Many people are playing IPO just like me. Every one of us will have equal chance of getting some shares during the balloting. There’s no tips to that, except to spend your $2 and pray.
So what if you successfully awarded some shares? What can you do with it? Flip them for fast cash? Hold it for a period to maximize earnings, or hold it for long? Let me share some of the findings with you.
Singapore IPO in 2013
2013 is a good year, and till now while I’m writing this post (2th Aug), 18 IPOs were listed successfully on SGX. On average, we have 2 per month!
Singapore IPO Opened Price
So what happen when the IPO was launched on the opening day? Do they jump higher than the IPO price, or the early investor make a loss? Let’s see the chart below.
As you can see from the table, most of the IPO (88.89%) opened with higher prices. So far in 2013, only 2 companies opened with prices lower than the initial offering price.
So what about the closing price on the first day?
Singapore IPO Closing Price
The table below will reflect the first day closing price.

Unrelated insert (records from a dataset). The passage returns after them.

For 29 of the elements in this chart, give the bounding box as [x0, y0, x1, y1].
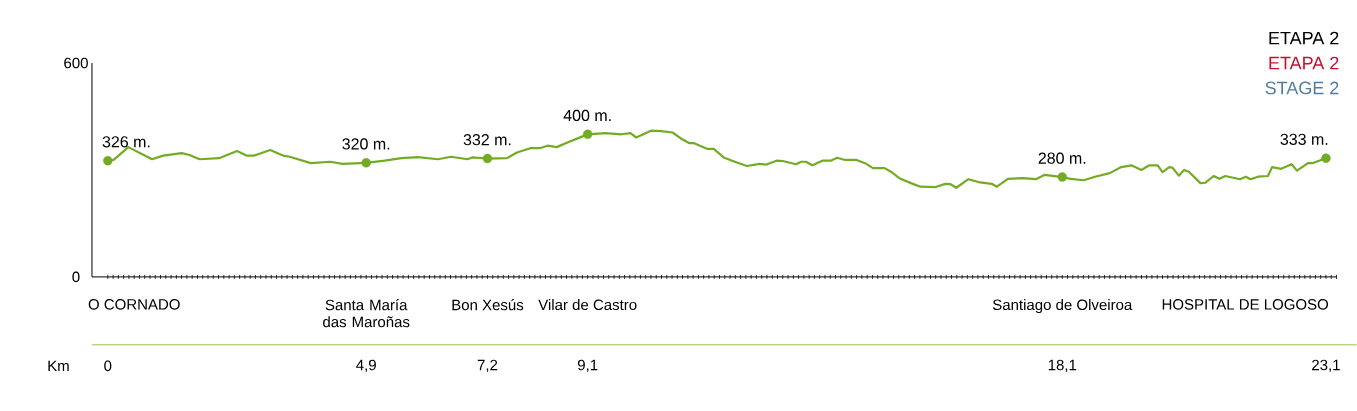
data-label: 280 m. [1038, 152, 1086, 164]
text: Bon Xesús [452, 299, 524, 311]
text: Santiago de Olveiroa [992, 299, 1133, 314]
text: O CORNADO [88, 299, 180, 310]
data-label: 332 m. [463, 134, 511, 146]
data-label: 326 m. [102, 136, 150, 148]
x-tick-label: 23,1 [1312, 359, 1340, 373]
x-tick-label: 4,9 [356, 359, 376, 373]
x-tick-label: 9,1 [577, 359, 598, 373]
data-label: 320 m. [342, 138, 390, 150]
point [1321, 153, 1331, 163]
point [582, 129, 593, 140]
chart-subtitle: ETAPA 2 [1269, 56, 1339, 70]
annotation: STAGE 2 [1265, 81, 1339, 95]
point [361, 158, 371, 168]
point [482, 153, 493, 164]
x-tick-label: 7,2 [477, 359, 498, 373]
text: Santa María das Maroñas [323, 299, 410, 328]
text: Vilar de Castro [538, 299, 637, 311]
text: HOSPITAL DE LOGOSO [1162, 299, 1329, 310]
data-label: 400 m. [563, 109, 611, 122]
chart-title: ETAPA 2 [1269, 31, 1339, 45]
y-tick-label: 600 [64, 57, 88, 69]
point [103, 156, 113, 166]
x-tick-label: 0 [104, 360, 112, 372]
x-tick-label: 18,1 [1048, 359, 1077, 373]
data-label: 333 m. [1280, 133, 1328, 146]
point [1057, 172, 1067, 182]
x-axis-title: Km [48, 360, 69, 372]
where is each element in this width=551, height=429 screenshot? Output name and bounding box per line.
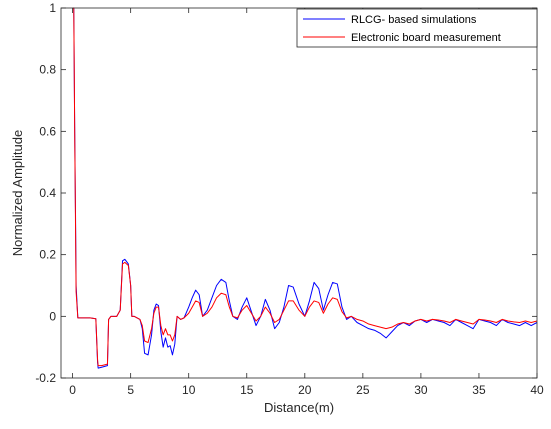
x-tick-label: 25: [356, 383, 370, 397]
y-tick-label: 0.2: [39, 248, 56, 262]
x-tick-label: 40: [530, 383, 544, 397]
x-axis: 0 5 10 15 20 25 30 35 40: [69, 8, 544, 397]
y-tick-label: 1: [49, 1, 56, 15]
legend-label-measurement: Electronic board measurement: [351, 32, 501, 44]
x-tick-label: 5: [127, 383, 134, 397]
x-tick-label: 15: [240, 383, 254, 397]
y-tick-label: 0.8: [39, 63, 56, 77]
series-layer: [72, 7, 538, 369]
legend-label-rlcg: RLCG- based simulations: [351, 14, 477, 26]
x-tick-label: 10: [182, 383, 196, 397]
x-axis-label: Distance(m): [264, 400, 334, 415]
x-tick-label: 35: [472, 383, 486, 397]
x-tick-label: 20: [298, 383, 312, 397]
series-line-measurement: [72, 7, 538, 367]
x-tick-label: 30: [414, 383, 428, 397]
y-tick-label: 0.6: [39, 124, 56, 138]
legend: RLCG- based simulations Electronic board…: [296, 8, 538, 48]
plot-area: [61, 8, 537, 378]
y-axis: -0.2 0 0.2 0.4 0.6 0.8 1: [35, 1, 537, 385]
y-tick-label: 0.4: [39, 186, 56, 200]
legend-box: [296, 8, 538, 48]
y-axis-label: Normalized Amplitude: [10, 130, 25, 256]
y-tick-label: -0.2: [35, 371, 56, 385]
y-tick-label: 0: [49, 309, 56, 323]
x-tick-label: 0: [69, 383, 76, 397]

Slightly worst than the opening prices, with 4 companies losing, or equal to the initial offering price. Your chances of earning dropped to 77.78%. What about 1 week from the opening day? Will the performance fair better or worst?
Singapore IPO Prices (1 Week Later)
This table will show you the IPO prices after 1 week they’ve launched.
Lastly, I’ve compiled the performance of the IPO prices after 1 month. Let’s see.
Singapore IPO Prices (1 Month Later)
The last table will show you the companies performance after 1 month. This is what happened.
Totally bad! From the data, you are left with 1 green company (Mapletree Greater China Commercial Trust). Your chances of winning dropped to a mere 12.5%!
How To Play Singapore IPO
So from the above data, you can see that in order for you to make a profit from Singapore IPO, the strategy is to hit and run. Sell whatever you have within the first hour of the opening. You have 88.89% of winning. Once you waited till the closing or the 2nd day, your chances dropped to 77.78%.